Desmond Barker (25 August 1949 – 15 March 2021) was a South African Air Force officer. His air force career spanned over four decades including time as the SAAF's Chief Test Pilot, air attaché in London, air base commander, and a member of its aerobatic display team. He was awarded the Southern Cross Medal and made an Honorary Fellow of the Royal Aeronautical Society.

== Early life ==
Barker was born on 25 August 1949 in Pretoria and attended Lyttelton Manor High School. He was the third generation in his family to join the South African Air Force (SAAF).

== Air Force career ==
Barker joined the air force in 1968 and completed his pilot training in 1969.

His first posting was to Combat Flying School SAAF from 1970 to 1983 before moving to Central Flying School at Langebaanweg, flying the Impala. He also flew Canberras at 12 Squadron.

He started training as a test pilot in 1984 and graduated in 1985. He was posted to 1 Squadron and flew the Mirage F1AZ. During this time he was seconded to Armscor, testing the Cheetah. For his contribution to flight-testing he was awarded the Southern Cross Medal in 1990. A year later he was appointed Chief Test Pilot at the Test Flight and Development Centre in the Overberg base.

After attending the Senior Command and Staff Course in 1995, he was appointed Officer Commanding of the Test Flight and Development Centre and on 30 January 1996 he was promoted to colonel.

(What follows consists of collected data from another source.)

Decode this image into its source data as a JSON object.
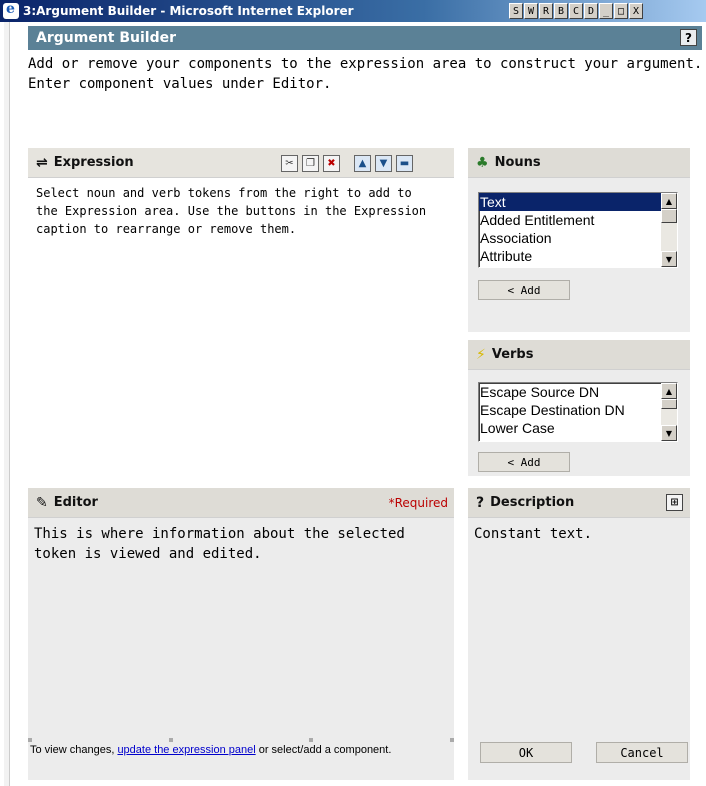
{
  "window": {
    "title": "3:Argument Builder - Microsoft Internet Explorer",
    "extra_buttons": [
      "S",
      "W",
      "R",
      "B",
      "C",
      "D"
    ],
    "controls": {
      "minimize": "_",
      "maximize": "□",
      "close": "X"
    }
  },
  "header": {
    "title": "Argument Builder",
    "help_label": "?"
  },
  "intro": "Add or remove your components to the expression area to construct your argument. Enter component values under Editor.",
  "expression": {
    "title": "Expression",
    "body": "Select noun and verb tokens from the right to add to the Expression area.  Use the buttons in the Expression caption to rearrange or remove them."
  },
  "nouns": {
    "title": "Nouns",
    "items": [
      "Text",
      "Added Entitlement",
      "Association",
      "Attribute"
    ],
    "selected_index": 0,
    "add_label": "< Add"
  },
  "verbs": {
    "title": "Verbs",
    "items": [
      "Escape Source DN",
      "Escape Destination DN",
      "Lower Case"
    ],
    "add_label": "< Add"
  },
  "editor": {
    "title": "Editor",
    "required_label": "*Required",
    "body": "This is where information about the selected token is viewed and edited.",
    "footer_prefix": "To view changes, ",
    "footer_link": "update the expression panel",
    "footer_suffix": " or select/add a component."
  },
  "description": {
    "title": "Description",
    "body": "Constant text.",
    "ok_label": "OK",
    "cancel_label": "Cancel"
  }
}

In 2000 he was posted to South Africa's High Commission in London as Air Attaché, returning in 2003 to attend the Executive National Security Programme at the South African National Defence Force College. In January 2004 he was appointed General Officer Commanding Air Force Base Makhado in the rank of brigadier general. He was assigned as Chief Director Force Preparation in June 2006, and promoted to major general.

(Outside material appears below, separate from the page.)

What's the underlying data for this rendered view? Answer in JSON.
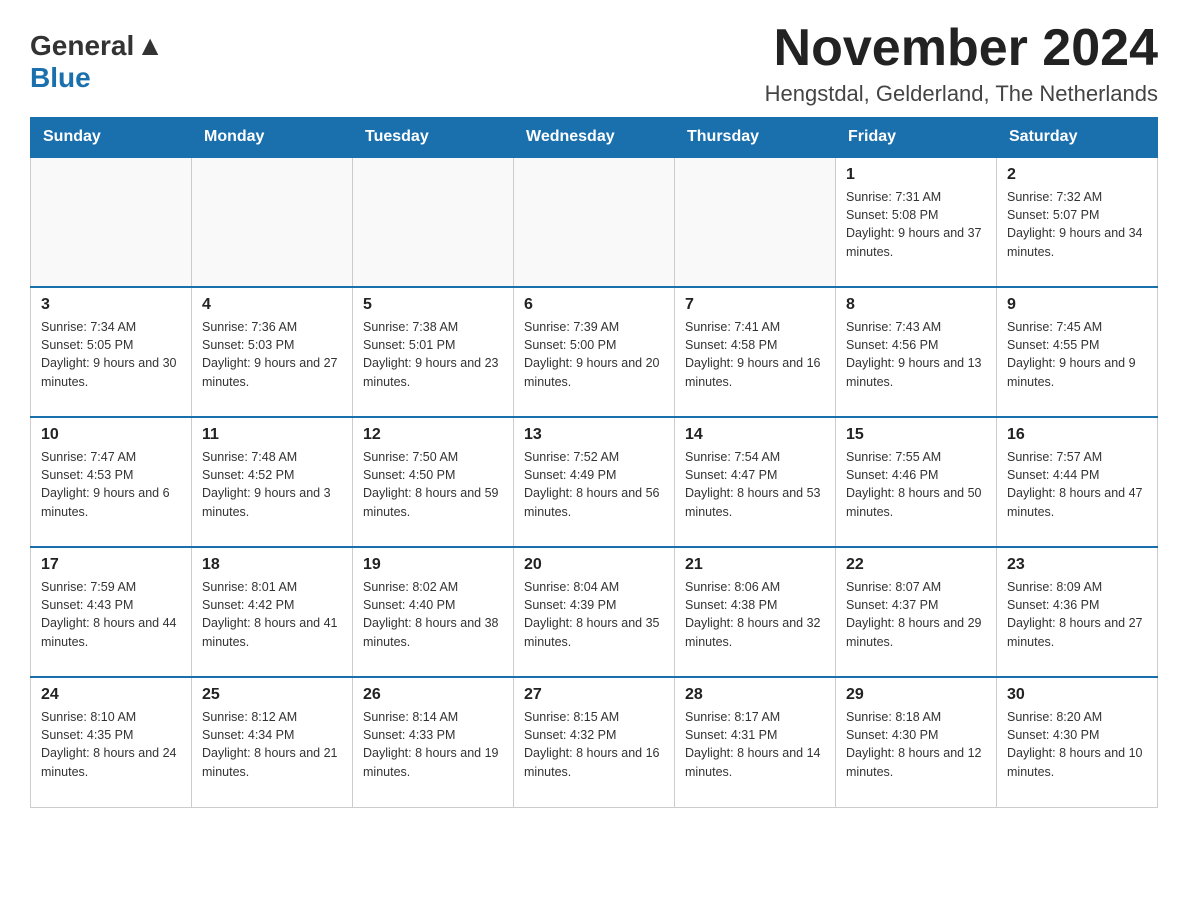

He was a member of the SAAF's aerobatic display team, the Silver Falcons.

Barker retired from the SAAF in May 2008.

== Later career ==
After leaving the SAAF, Barker joined the Council for Scientific and Industrial Research as the Manager of Aeronautics Research until March 2017.

He accumulated 7200 flying hours and flew 58 different types of aircraft. At the time of his death, Barker maintained his flying career as a civilian experimental test pilot. He was vice president of the South African Society of Experimental Test Pilots (SETP).

In 2011 he was awarded the SETP European Flight Test Safety Award.

He published a number of books, including Zero Error Margin – Display Flying Analysed (2003). In 2018 Barker was made an Honorary Fellow of the Royal Aeronautical Society.

==Death==
Barker died in March 2021, in the crash of a Patchen TSC-2 Explorer 2000 Registration Number ZU-UGF from the SAAF museum.